Der schwerbehinderte Kläger hatte sich im Sommer 2018 auf eine von mehreren Referentenstellen im Bundesamt für Verfassungsschutz beworben. In der Stellenausschreibung wurde unter anderem ein wissenschaftliches Hochschulstudium mit mindestens der Note „gut“ vorausgesetzt. Er hatte sein Studium allerdings lediglich mit „befriedigend“ abgeschlossen. Im Juli erhielt er eine Absage: Seine Bewerbung sei nicht in die engere Auswahl einbezogen worden.

Der Mann versuchte zunächst außergerichtlich, eine Entschädigung geltend zu machen. Er sah in der Nichtberücksichtigung einen Verstoß gegen das Allgemeine Gleichbehandlungsgesetz (AGG).

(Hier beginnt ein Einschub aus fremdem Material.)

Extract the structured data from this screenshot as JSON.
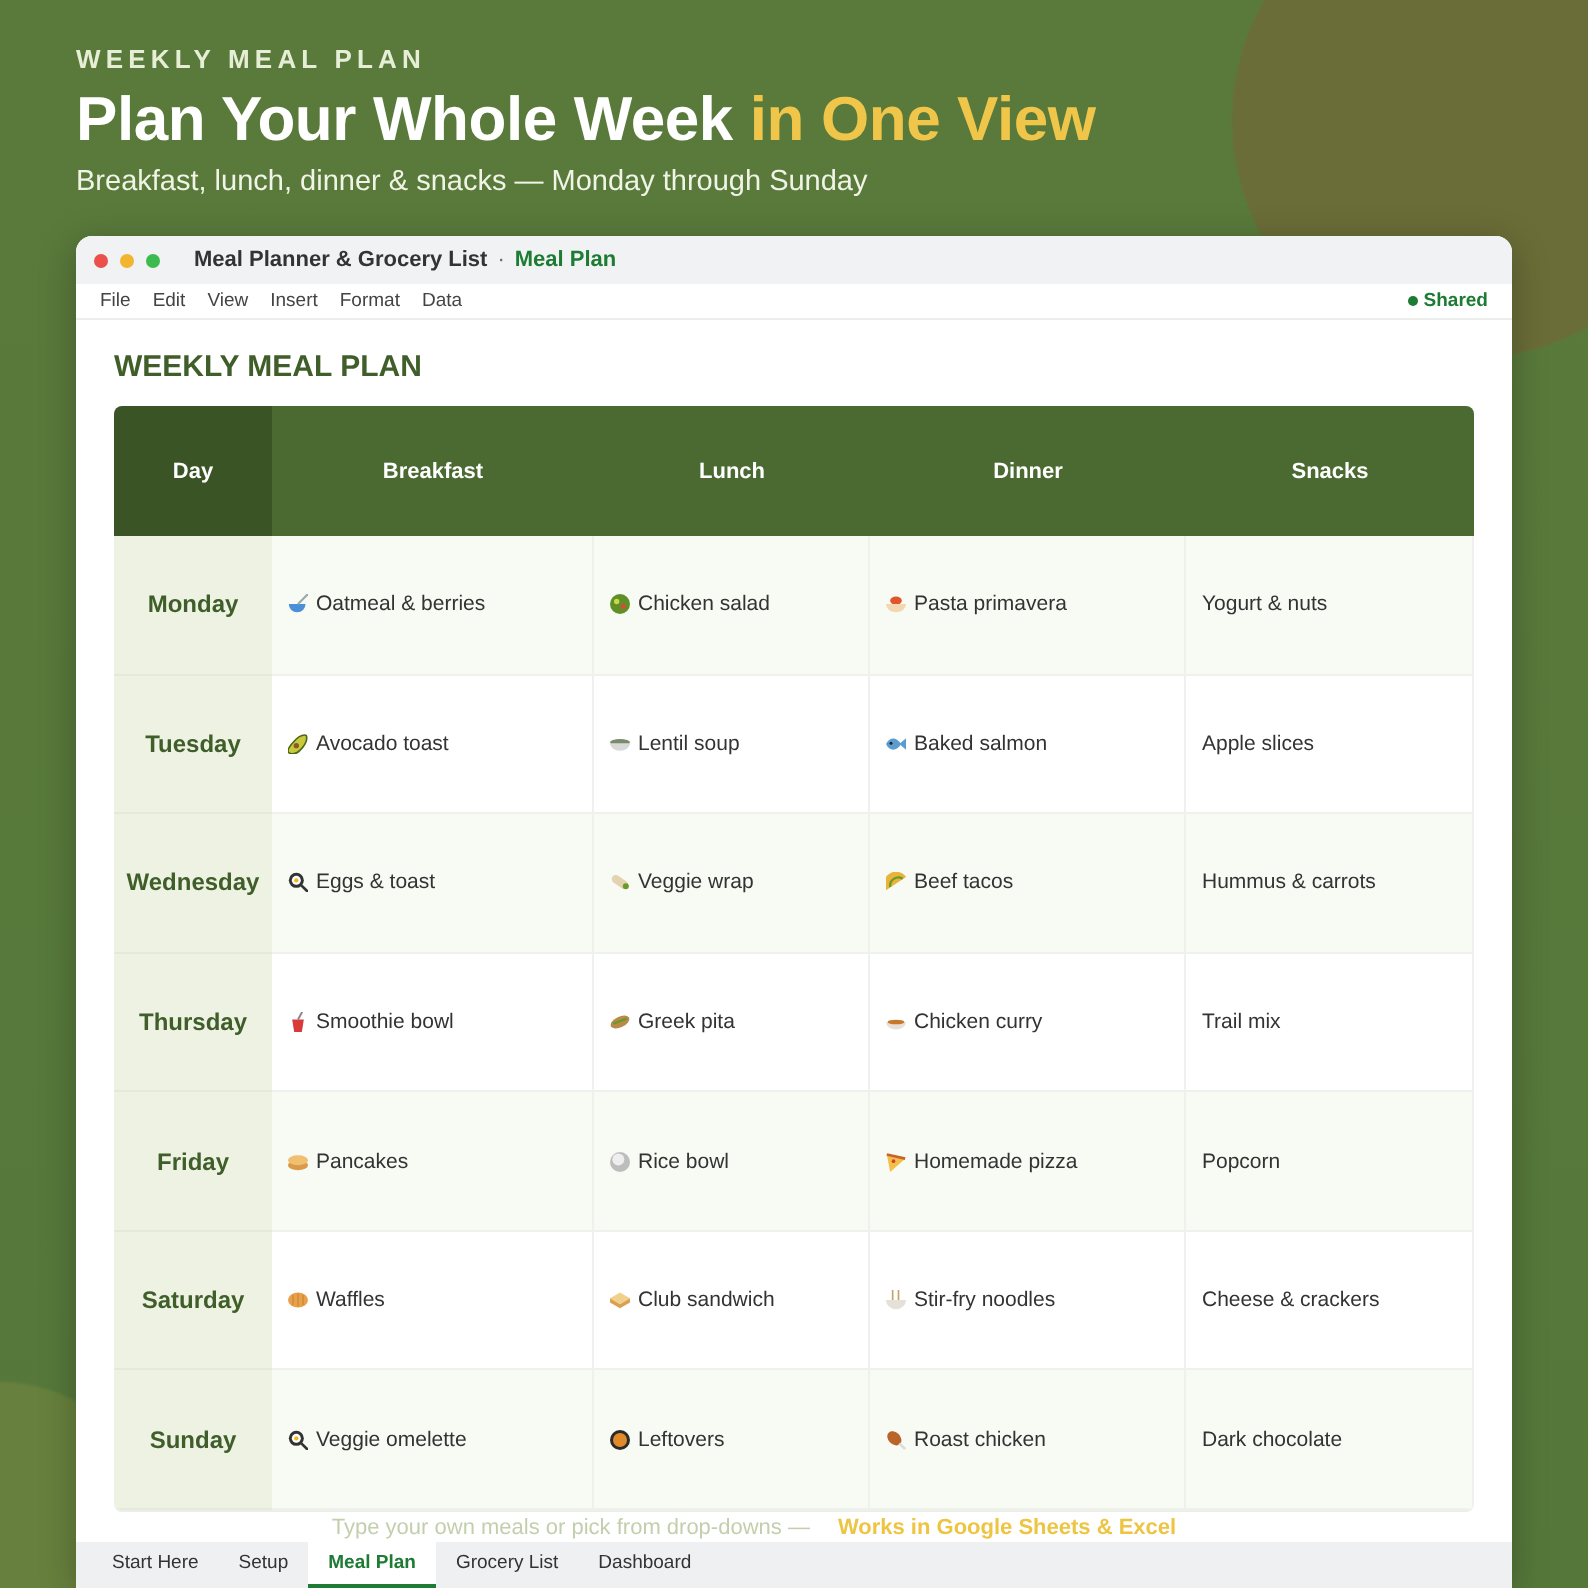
{
  "header": {
    "eyebrow": "WEEKLY MEAL PLAN",
    "title": {
      "text": "Plan Your Whole Week",
      "highlight": "in One View"
    },
    "subtitle": "Breakfast, lunch, dinner & snacks — Monday through Sunday"
  },
  "window": {
    "title": "Meal Planner & Grocery List",
    "separator": "·",
    "document": "Meal Plan"
  },
  "menu": [
    "File",
    "Edit",
    "View",
    "Insert",
    "Format",
    "Data"
  ],
  "status": {
    "label": "Shared"
  },
  "sheet": {
    "heading": "WEEKLY MEAL PLAN",
    "columns": [
      "Day",
      "Breakfast",
      "Lunch",
      "Dinner",
      "Snacks"
    ],
    "rows": [
      {
        "day": "Monday",
        "meals": [
          "Oatmeal & berries",
          "Chicken salad",
          "Pasta primavera",
          "Yogurt & nuts"
        ]
      },
      {
        "day": "Tuesday",
        "meals": [
          "Avocado toast",
          "Lentil soup",
          "Baked salmon",
          "Apple slices"
        ]
      },
      {
        "day": "Wednesday",
        "meals": [
          "Eggs & toast",
          "Veggie wrap",
          "Beef tacos",
          "Hummus & carrots"
        ]
      },
      {
        "day": "Thursday",
        "meals": [
          "Smoothie bowl",
          "Greek pita",
          "Chicken curry",
          "Trail mix"
        ]
      },
      {
        "day": "Friday",
        "meals": [
          "Pancakes",
          "Rice bowl",
          "Homemade pizza",
          "Popcorn"
        ]
      },
      {
        "day": "Saturday",
        "meals": [
          "Waffles",
          "Club sandwich",
          "Stir-fry noodles",
          "Cheese & crackers"
        ]
      },
      {
        "day": "Sunday",
        "meals": [
          "Veggie omelette",
          "Leftovers",
          "Roast chicken",
          "Dark chocolate"
        ]
      }
    ]
  },
  "caption": {
    "hint": "Type your own meals or pick from drop-downs —",
    "highlight": "Works in Google Sheets & Excel"
  },
  "sheet_tabs": [
    {
      "label": "Start Here",
      "selected": false
    },
    {
      "label": "Setup",
      "selected": false
    },
    {
      "label": "Meal Plan",
      "selected": true
    },
    {
      "label": "Grocery List",
      "selected": false
    },
    {
      "label": "Dashboard",
      "selected": false
    }
  ]
}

Das Bundesamt lehnte ab: Er habe die formalen Kriterien der Stellenausschreibung nicht erfüllt und deshalb nicht zum Vorstellungsgespräch eingeladen werden müssen.

Daraufhin beschritt er den Klageweg. Er sei auch fachlich für die Stelle geeignet gewesen. Der entsprechende Passus im Sozialgesetzbuch (SGB IX, § 165, Satz 4), der die Ausnahme von der Einladungspflicht regelt, sei eng auszulegen. Es sei damit unvereinbar, die Abschlussnote eines Studiums als Ausschlusskriterium anzusehen.

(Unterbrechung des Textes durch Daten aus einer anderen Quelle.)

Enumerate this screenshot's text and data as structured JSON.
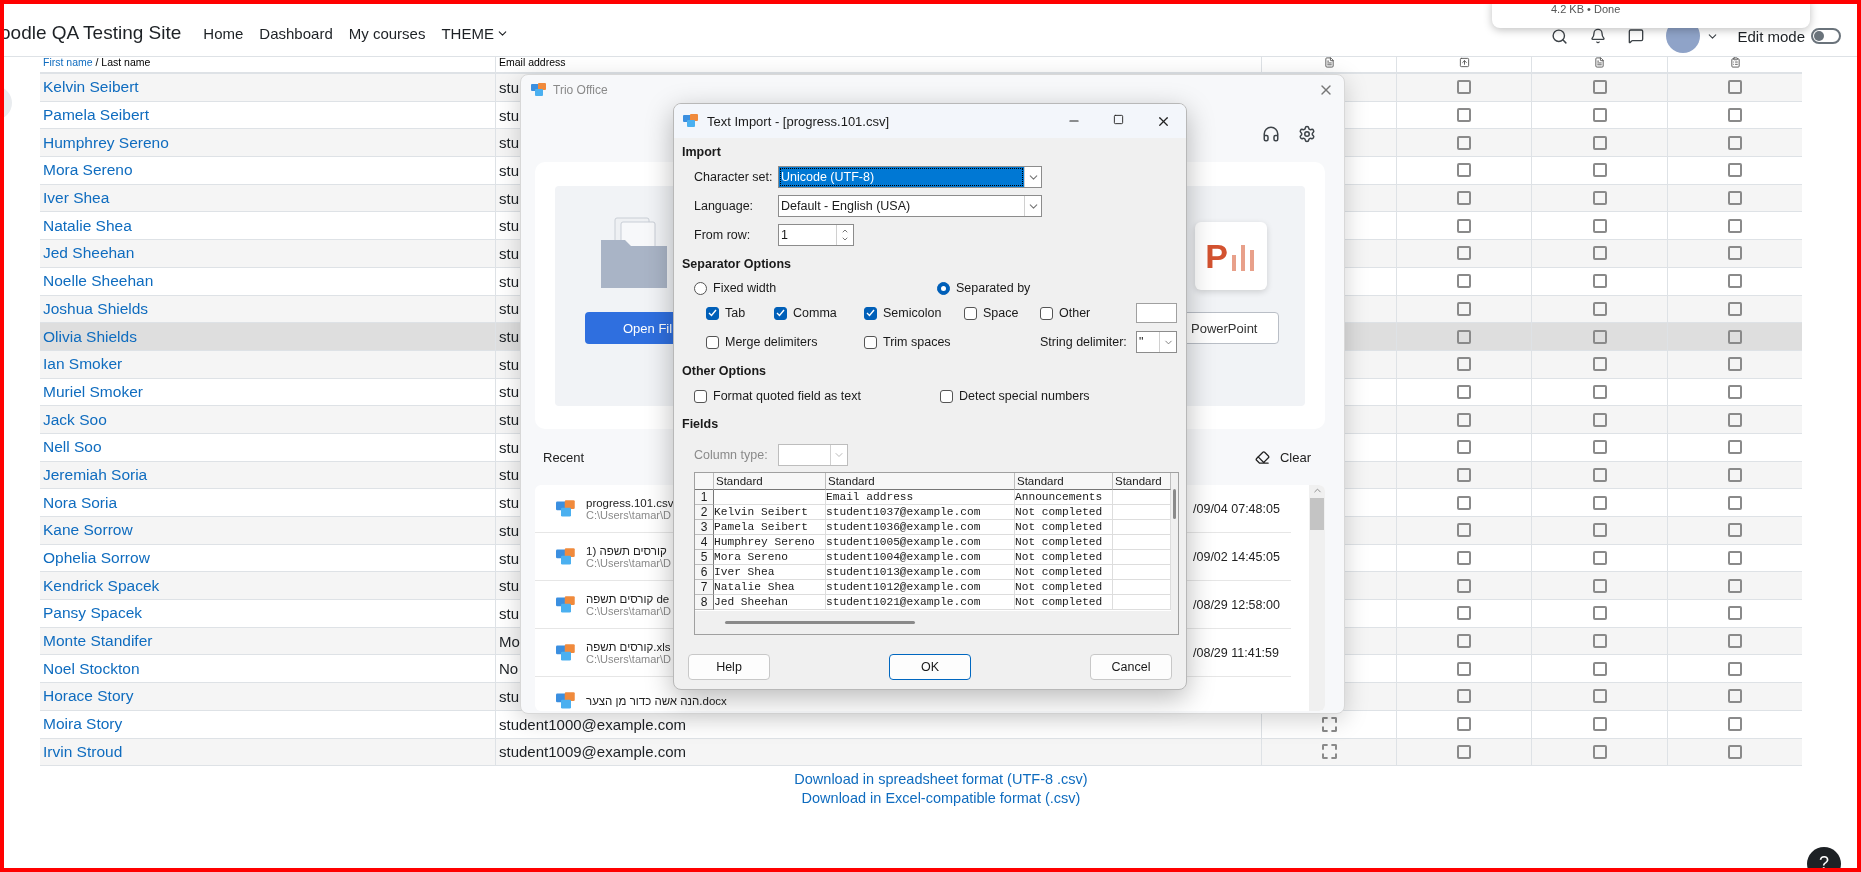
{
  "header": {
    "site_name": "oodle QA Testing Site",
    "nav": [
      {
        "label": "Home",
        "dropdown": false
      },
      {
        "label": "Dashboard",
        "dropdown": false
      },
      {
        "label": "My courses",
        "dropdown": false
      },
      {
        "label": "THEME",
        "dropdown": true
      }
    ],
    "edit_mode": {
      "label": "Edit mode",
      "on": false
    }
  },
  "download_popup": {
    "status": "4.2 KB • Done"
  },
  "table": {
    "columns": [
      {
        "kind": "name",
        "label": "First name",
        "rest": "/ Last name"
      },
      {
        "kind": "email",
        "label": "Email address"
      },
      {
        "kind": "icon"
      },
      {
        "kind": "icon"
      },
      {
        "kind": "icon"
      },
      {
        "kind": "icon"
      }
    ],
    "rows": [
      {
        "name": "Kelvin Seibert",
        "email": "stu",
        "highlighted": false,
        "checks": [
          false,
          false,
          false
        ]
      },
      {
        "name": "Pamela Seibert",
        "email": "stu",
        "highlighted": false,
        "checks": [
          false,
          false,
          false
        ]
      },
      {
        "name": "Humphrey Sereno",
        "email": "stu",
        "highlighted": false,
        "checks": [
          false,
          false,
          false
        ]
      },
      {
        "name": "Mora Sereno",
        "email": "stu",
        "highlighted": false,
        "checks": [
          false,
          false,
          false
        ]
      },
      {
        "name": "Iver Shea",
        "email": "stu",
        "highlighted": false,
        "checks": [
          false,
          false,
          false
        ]
      },
      {
        "name": "Natalie Shea",
        "email": "stu",
        "highlighted": false,
        "checks": [
          false,
          false,
          false
        ]
      },
      {
        "name": "Jed Sheehan",
        "email": "stu",
        "highlighted": false,
        "checks": [
          false,
          false,
          false
        ]
      },
      {
        "name": "Noelle Sheehan",
        "email": "stu",
        "highlighted": false,
        "checks": [
          false,
          false,
          false
        ]
      },
      {
        "name": "Joshua Shields",
        "email": "stu",
        "highlighted": false,
        "checks": [
          false,
          false,
          false
        ]
      },
      {
        "name": "Olivia Shields",
        "email": "stu",
        "highlighted": true,
        "checks": [
          false,
          false,
          false
        ]
      },
      {
        "name": "Ian Smoker",
        "email": "stu",
        "highlighted": false,
        "checks": [
          false,
          false,
          false
        ]
      },
      {
        "name": "Muriel Smoker",
        "email": "stu",
        "highlighted": false,
        "checks": [
          false,
          false,
          false
        ]
      },
      {
        "name": "Jack Soo",
        "email": "stu",
        "highlighted": false,
        "checks": [
          false,
          false,
          false
        ]
      },
      {
        "name": "Nell Soo",
        "email": "stu",
        "highlighted": false,
        "checks": [
          false,
          false,
          false
        ]
      },
      {
        "name": "Jeremiah Soria",
        "email": "stu",
        "highlighted": false,
        "checks": [
          false,
          false,
          false
        ]
      },
      {
        "name": "Nora Soria",
        "email": "stu",
        "highlighted": false,
        "checks": [
          false,
          false,
          false
        ]
      },
      {
        "name": "Kane Sorrow",
        "email": "stu",
        "highlighted": false,
        "checks": [
          false,
          false,
          false
        ]
      },
      {
        "name": "Ophelia Sorrow",
        "email": "stu",
        "highlighted": false,
        "checks": [
          false,
          false,
          false
        ]
      },
      {
        "name": "Kendrick Spacek",
        "email": "stu",
        "highlighted": false,
        "checks": [
          false,
          false,
          false
        ]
      },
      {
        "name": "Pansy Spacek",
        "email": "stu",
        "highlighted": false,
        "checks": [
          false,
          false,
          false
        ]
      },
      {
        "name": "Monte Standifer",
        "email": "Mo",
        "highlighted": false,
        "checks": [
          false,
          false,
          false
        ]
      },
      {
        "name": "Noel Stockton",
        "email": "No",
        "highlighted": false,
        "checks": [
          false,
          false,
          false
        ]
      },
      {
        "name": "Horace Story",
        "email": "stu",
        "highlighted": false,
        "checks": [
          false,
          false,
          false
        ]
      },
      {
        "name": "Moira Story",
        "email": "student1000@example.com",
        "highlighted": false,
        "column_3": {
          "kind": "dashed_box",
          "checked": false
        },
        "checks": [
          false,
          false,
          false
        ]
      },
      {
        "name": "Irvin Stroud",
        "email": "student1009@example.com",
        "highlighted": false,
        "column_3": {
          "kind": "dashed_box",
          "checked": false
        },
        "checks": [
          false,
          false,
          false
        ]
      }
    ]
  },
  "downloads": [
    "Download in spreadsheet format (UTF-8 .csv)",
    "Download in Excel-compatible format (.csv)"
  ],
  "help_button": "?",
  "trio": {
    "title": "Trio Office",
    "open_button": "Open Fil",
    "powerpoint_letter": "P",
    "powerpoint_button": "PowerPoint",
    "recent_label": "Recent",
    "clear_label": "Clear",
    "recent": [
      {
        "name": "progress.101.csv",
        "path": "C:\\Users\\tamar\\D",
        "time": "/09/04 07:48:05"
      },
      {
        "name": "קורסים תשפה (1",
        "path": "C:\\Users\\tamar\\D",
        "time": "/09/02 14:45:05"
      },
      {
        "name": "קורסים תשפה de",
        "path": "C:\\Users\\tamar\\D",
        "time": "/08/29 12:58:00"
      },
      {
        "name": "קורסים תשפה.xls",
        "path": "C:\\Users\\tamar\\D",
        "time": "/08/29 11:41:59"
      },
      {
        "name": "הנה אשה כדור מן הצער.docx"
      }
    ]
  },
  "dialog": {
    "title": "Text Import - [progress.101.csv]",
    "import_heading": "Import",
    "fields": [
      {
        "kind": "select",
        "label": "Character set:",
        "value": "Unicode (UTF-8)",
        "focused": true
      },
      {
        "kind": "select",
        "label": "Language:",
        "value": "Default - English (USA)",
        "focused": false
      },
      {
        "kind": "spin",
        "label": "From row:",
        "value": "1",
        "focused": false
      }
    ],
    "separator_heading": "Separator Options",
    "modes": [
      {
        "label": "Fixed width",
        "selected": false
      },
      {
        "label": "Separated by",
        "selected": true
      }
    ],
    "separators": [
      {
        "label": "Tab",
        "checked": true
      },
      {
        "label": "Comma",
        "checked": true
      },
      {
        "label": "Semicolon",
        "checked": true
      },
      {
        "label": "Space",
        "checked": false
      },
      {
        "label": "Other",
        "checked": false
      }
    ],
    "merge": {
      "label": "Merge delimiters",
      "checked": false
    },
    "trim": {
      "label": "Trim spaces",
      "checked": false
    },
    "string_delimiter": {
      "label": "String delimiter:",
      "value": "\""
    },
    "other_heading": "Other Options",
    "other_options": [
      {
        "label": "Format quoted field as text",
        "checked": false
      },
      {
        "label": "Detect special numbers",
        "checked": false
      }
    ],
    "fields_heading": "Fields",
    "column_type": {
      "label": "Column type:",
      "disabled": true
    },
    "preview": {
      "columns": [
        "Standard",
        "Standard",
        "Standard",
        "Standard"
      ],
      "rows": [
        {
          "number": "1",
          "cells": [
            null,
            "Email address",
            "Announcements",
            null
          ]
        },
        {
          "number": "2",
          "cells": [
            "Kelvin Seibert",
            "student1037@example.com",
            "Not completed",
            null
          ]
        },
        {
          "number": "3",
          "cells": [
            "Pamela Seibert",
            "student1036@example.com",
            "Not completed",
            null
          ]
        },
        {
          "number": "4",
          "cells": [
            "Humphrey Sereno",
            "student1005@example.com",
            "Not completed",
            null
          ]
        },
        {
          "number": "5",
          "cells": [
            "Mora Sereno",
            "student1004@example.com",
            "Not completed",
            null
          ]
        },
        {
          "number": "6",
          "cells": [
            "Iver Shea",
            "student1013@example.com",
            "Not completed",
            null
          ]
        },
        {
          "number": "7",
          "cells": [
            "Natalie Shea",
            "student1012@example.com",
            "Not completed",
            null
          ]
        },
        {
          "number": "8",
          "cells": [
            "Jed Sheehan",
            "student1021@example.com",
            "Not completed",
            null
          ]
        }
      ]
    },
    "buttons": [
      {
        "label": "Help",
        "default": false
      },
      {
        "label": "OK",
        "default": true
      },
      {
        "label": "Cancel",
        "default": false
      }
    ]
  }
}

Die Vorinstanzen haben die Klage abgewiesen. Zwar war auch das BAG der Ansicht, dass das Bundesamt berechtigt war, eine Mindestnote als zwingendes Auswahlkriterium zu bestimmen. Dem Kläger habe somit die fachliche Eignung für die Stellen offensichtlich gefehlt. Seine Revision hatte trotzdem Erfolg: Die Vorinstanz habe nämlich nicht geprüft, ob auch niemand anderes mit einer schlechteren Note als „gut“ eingeladen wurde. Es sei damit offen, ob das Amt die Anforderung im weiteren Verfahren konsequent angewendet hat. Darüber muss das Landesarbeitsgericht (LAG) nun erneut verhandeln.

Urteil des BAG vom 29.04.2021 (Az.: 8 AZR 279/20)

Vorinstanz: Urteil des LAG Berlin-Brandenburg vom 21.02.2020 (Az.: 12 Sa 1671/19)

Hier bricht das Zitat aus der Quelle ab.